Tuesday, May 26, 2009

Arguments XXVII -- The Law of Biogenesis

One of the frequent posters on Topix has been using the "Law of Biogenesis" as an explanation of why Evolution is false. Of course you might have guessed, I couldn't disagree with him/her more.
The Law of Biogenesis simply stated is 'Life comes from Life' Back a while ago there was a belief that complex life appeared from nothing. A pile of clothes on the floor could birth a mouse. Maggots on meat would become flies. This belief was known as 'Spontaneous generation'. It held that life arising from non-life was an everyday and common occurrence. This idea was popularized by Aristotle and pretty much lasted for over 2 thousand years.

Louis Pasteur, and others, formulated and experimented an alternative to spontaneous generation in which life is required to spawn the examples of life. Flies laid eggs, which became maggots and eventually new flies. Mold was caused by microorganisms. Fermentation was also caused by microorganisms. Eventually Spontaneous Generation was disproven and replaced by the Germ Theory and other scientific theories that offered much more comprehensive and predictable explanations. They also led to many changes in practices which helped prevent spoilage and disease.
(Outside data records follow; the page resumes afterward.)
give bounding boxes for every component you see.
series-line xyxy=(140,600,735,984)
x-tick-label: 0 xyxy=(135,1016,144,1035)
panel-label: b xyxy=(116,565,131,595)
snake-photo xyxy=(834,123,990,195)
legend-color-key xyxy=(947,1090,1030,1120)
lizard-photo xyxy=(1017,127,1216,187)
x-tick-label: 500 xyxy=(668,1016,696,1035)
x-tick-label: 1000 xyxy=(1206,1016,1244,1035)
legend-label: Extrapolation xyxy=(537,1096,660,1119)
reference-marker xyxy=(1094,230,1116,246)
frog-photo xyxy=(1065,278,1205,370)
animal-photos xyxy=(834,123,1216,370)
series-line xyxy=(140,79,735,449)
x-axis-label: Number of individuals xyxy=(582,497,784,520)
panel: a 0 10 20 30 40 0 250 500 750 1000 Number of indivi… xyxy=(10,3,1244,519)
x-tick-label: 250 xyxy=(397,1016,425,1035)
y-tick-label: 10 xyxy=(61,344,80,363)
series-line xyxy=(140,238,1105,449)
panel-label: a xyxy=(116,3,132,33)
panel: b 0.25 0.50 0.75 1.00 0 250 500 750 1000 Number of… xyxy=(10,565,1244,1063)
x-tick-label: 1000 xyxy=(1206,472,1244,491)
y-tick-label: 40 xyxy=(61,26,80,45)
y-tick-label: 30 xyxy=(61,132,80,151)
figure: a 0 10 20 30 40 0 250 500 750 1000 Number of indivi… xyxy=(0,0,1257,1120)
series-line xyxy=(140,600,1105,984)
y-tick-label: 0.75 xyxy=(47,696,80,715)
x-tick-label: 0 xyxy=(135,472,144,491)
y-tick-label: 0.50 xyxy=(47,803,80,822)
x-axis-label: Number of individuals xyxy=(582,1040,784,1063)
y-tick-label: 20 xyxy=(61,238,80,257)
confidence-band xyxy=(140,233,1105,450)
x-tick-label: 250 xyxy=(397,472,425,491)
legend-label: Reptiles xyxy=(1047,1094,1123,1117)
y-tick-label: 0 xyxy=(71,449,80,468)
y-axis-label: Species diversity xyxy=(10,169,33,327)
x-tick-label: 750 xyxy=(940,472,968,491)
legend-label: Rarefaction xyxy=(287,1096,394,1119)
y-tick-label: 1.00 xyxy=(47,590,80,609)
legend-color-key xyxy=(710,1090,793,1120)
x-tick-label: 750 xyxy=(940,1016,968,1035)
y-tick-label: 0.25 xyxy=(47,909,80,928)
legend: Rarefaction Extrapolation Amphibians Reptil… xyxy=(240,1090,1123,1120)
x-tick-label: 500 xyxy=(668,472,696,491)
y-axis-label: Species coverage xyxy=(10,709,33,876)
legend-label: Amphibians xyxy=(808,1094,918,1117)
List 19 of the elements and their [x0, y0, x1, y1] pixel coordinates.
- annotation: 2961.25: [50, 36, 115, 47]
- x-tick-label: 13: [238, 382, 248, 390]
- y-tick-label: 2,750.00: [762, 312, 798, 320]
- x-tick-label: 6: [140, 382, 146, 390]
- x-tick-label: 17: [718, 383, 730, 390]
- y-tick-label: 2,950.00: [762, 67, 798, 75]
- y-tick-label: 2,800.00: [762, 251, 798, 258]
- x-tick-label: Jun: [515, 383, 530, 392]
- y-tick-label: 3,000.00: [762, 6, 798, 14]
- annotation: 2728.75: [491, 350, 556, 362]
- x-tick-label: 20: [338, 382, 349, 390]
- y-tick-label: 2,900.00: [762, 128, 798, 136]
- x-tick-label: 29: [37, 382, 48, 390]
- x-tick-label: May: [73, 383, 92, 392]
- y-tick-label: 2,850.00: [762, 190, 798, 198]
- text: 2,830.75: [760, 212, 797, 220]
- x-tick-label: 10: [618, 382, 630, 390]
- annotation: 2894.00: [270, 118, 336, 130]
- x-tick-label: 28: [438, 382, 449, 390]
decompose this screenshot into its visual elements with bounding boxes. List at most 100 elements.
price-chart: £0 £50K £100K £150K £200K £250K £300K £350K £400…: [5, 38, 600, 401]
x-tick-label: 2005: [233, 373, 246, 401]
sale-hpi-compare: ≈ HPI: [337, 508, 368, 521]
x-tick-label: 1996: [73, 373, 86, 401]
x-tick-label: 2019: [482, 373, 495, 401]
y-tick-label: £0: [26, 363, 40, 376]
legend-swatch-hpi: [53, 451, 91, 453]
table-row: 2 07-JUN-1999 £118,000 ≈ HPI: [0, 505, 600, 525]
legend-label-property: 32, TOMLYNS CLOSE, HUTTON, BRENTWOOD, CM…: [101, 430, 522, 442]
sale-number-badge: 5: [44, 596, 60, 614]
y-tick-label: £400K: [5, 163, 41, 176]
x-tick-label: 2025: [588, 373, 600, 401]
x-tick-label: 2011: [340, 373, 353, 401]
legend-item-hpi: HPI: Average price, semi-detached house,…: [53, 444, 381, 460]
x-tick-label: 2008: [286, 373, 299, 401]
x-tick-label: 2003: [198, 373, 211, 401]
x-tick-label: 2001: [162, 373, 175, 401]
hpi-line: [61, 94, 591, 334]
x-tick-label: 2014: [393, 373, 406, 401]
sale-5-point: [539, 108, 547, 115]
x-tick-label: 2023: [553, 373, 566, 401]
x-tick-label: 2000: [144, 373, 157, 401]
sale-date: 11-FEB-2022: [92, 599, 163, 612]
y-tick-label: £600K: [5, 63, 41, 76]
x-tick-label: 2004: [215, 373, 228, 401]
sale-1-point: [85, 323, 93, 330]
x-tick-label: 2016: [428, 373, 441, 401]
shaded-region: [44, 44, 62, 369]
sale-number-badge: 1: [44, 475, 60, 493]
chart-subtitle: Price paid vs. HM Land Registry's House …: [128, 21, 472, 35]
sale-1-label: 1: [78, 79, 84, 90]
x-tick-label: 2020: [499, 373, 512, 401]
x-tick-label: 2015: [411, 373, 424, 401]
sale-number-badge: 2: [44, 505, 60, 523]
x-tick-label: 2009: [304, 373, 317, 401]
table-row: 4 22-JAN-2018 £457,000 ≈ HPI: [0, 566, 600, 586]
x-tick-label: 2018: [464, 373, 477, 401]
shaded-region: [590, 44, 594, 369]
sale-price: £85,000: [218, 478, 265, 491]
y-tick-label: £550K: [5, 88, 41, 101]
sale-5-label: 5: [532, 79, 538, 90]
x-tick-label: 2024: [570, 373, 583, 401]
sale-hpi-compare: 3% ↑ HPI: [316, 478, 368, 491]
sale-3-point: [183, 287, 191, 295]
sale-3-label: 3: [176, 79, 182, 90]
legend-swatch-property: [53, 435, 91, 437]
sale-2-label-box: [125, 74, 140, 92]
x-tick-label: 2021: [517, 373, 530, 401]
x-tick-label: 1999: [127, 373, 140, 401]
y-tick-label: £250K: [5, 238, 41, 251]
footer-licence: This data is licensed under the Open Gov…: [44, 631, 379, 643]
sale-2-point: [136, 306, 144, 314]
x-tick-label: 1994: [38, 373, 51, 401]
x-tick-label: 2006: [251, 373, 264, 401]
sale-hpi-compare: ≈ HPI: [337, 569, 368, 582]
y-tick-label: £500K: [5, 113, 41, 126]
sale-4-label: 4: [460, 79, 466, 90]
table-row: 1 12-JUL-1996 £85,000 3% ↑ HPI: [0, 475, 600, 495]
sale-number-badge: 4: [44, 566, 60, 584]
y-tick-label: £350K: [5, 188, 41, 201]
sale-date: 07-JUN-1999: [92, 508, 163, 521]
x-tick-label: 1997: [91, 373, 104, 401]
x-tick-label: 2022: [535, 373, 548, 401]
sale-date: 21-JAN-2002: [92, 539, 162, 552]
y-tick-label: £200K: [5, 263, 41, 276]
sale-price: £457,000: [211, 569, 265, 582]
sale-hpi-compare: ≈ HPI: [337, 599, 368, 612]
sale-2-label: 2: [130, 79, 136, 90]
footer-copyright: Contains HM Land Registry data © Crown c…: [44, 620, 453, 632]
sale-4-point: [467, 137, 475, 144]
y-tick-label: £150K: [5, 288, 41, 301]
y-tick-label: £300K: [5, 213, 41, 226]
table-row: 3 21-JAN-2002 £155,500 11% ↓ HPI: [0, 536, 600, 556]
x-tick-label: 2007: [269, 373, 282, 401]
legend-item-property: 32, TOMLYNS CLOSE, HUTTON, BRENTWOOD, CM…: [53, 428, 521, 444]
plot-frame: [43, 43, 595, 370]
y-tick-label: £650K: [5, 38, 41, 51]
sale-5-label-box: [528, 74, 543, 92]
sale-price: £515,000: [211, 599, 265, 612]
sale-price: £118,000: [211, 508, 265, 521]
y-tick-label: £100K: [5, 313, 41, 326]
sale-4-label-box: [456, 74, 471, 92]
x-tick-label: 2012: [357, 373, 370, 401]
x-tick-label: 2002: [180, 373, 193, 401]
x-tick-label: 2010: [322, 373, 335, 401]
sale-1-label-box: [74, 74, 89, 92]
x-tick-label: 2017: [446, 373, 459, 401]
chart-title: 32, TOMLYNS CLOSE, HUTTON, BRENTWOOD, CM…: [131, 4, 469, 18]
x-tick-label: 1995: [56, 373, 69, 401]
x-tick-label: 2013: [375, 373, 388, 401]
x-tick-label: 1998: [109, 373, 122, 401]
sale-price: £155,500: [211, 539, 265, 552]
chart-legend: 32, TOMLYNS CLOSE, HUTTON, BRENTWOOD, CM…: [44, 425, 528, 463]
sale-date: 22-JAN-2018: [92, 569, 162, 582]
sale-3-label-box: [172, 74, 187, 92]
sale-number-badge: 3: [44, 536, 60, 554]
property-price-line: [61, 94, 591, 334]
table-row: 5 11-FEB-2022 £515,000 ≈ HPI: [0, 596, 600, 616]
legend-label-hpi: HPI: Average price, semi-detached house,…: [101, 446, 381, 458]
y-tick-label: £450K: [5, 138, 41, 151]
Pasteur's work along these lines is frequently summed up as "Omne vivum ex ovo, Latin for all life [is] from eggs".

In modern terms it is usually expressed as 'complex life arises from complex life' or 'modern organisms do not spontaneously arise in nature from non-life'. In other words flies, mice, and even mold requires other life to be present, eggs, spores, or even parents. They do not spring up from nothing.

This 'Law of Biogenesis' does not, and never has addressed, how life started on this planet. The law of Biogenesis is fully compatible with the Theory of Evolution, since it is reproducible life that evolves and changes. So as an argument that evolution never took place, it's a pretty weak one.

Now the argument that Abiogenesis never took place is equally as weak. Pasteur was not addressing how life on Earth started, but how life gave the appearance of coming from nowhere in everyday activities. There are a number of hypotheses addressing how life may have started on Earth, all fall under the heading of 'Abiogenesis', life from non-life. Abiogenesis is not a re-telling of the myth of 'spontaneous generation' but the study how why the evidence shows that at one time there was no life on Earth and now there is a rich diversity of life. Evolution explains the diversity, but it does not address how it started. While we have developed molecules that evolve and even compete, we are still a long way from determining just how life started.

One final note. The poster who is currently using this line of argument, clearly keeps mischaracterizing it and just ignores any correction. He/she clearly objects to evolution on religious grounds -- based on other posts -- and is looking for any reasoning that can support that position. What I find really amusing is that even if, by some miracle, he/she managed to disprove evolution . . . that still would not advance his particularly narrow religious view of how life started and continues. Plus the very fact they are looking for support tells me a lot about their confidence in their belief system.


  1. Thanks for posting on this!

    I had some interesting reactions when I pointed out that the Biblical creation story seems to assume that which Pasteur disproved, namely the idea of spontaneous generation.

  2. I remember, I was one of the commenters :-) The whole discussion of 'context of the times' was terrific.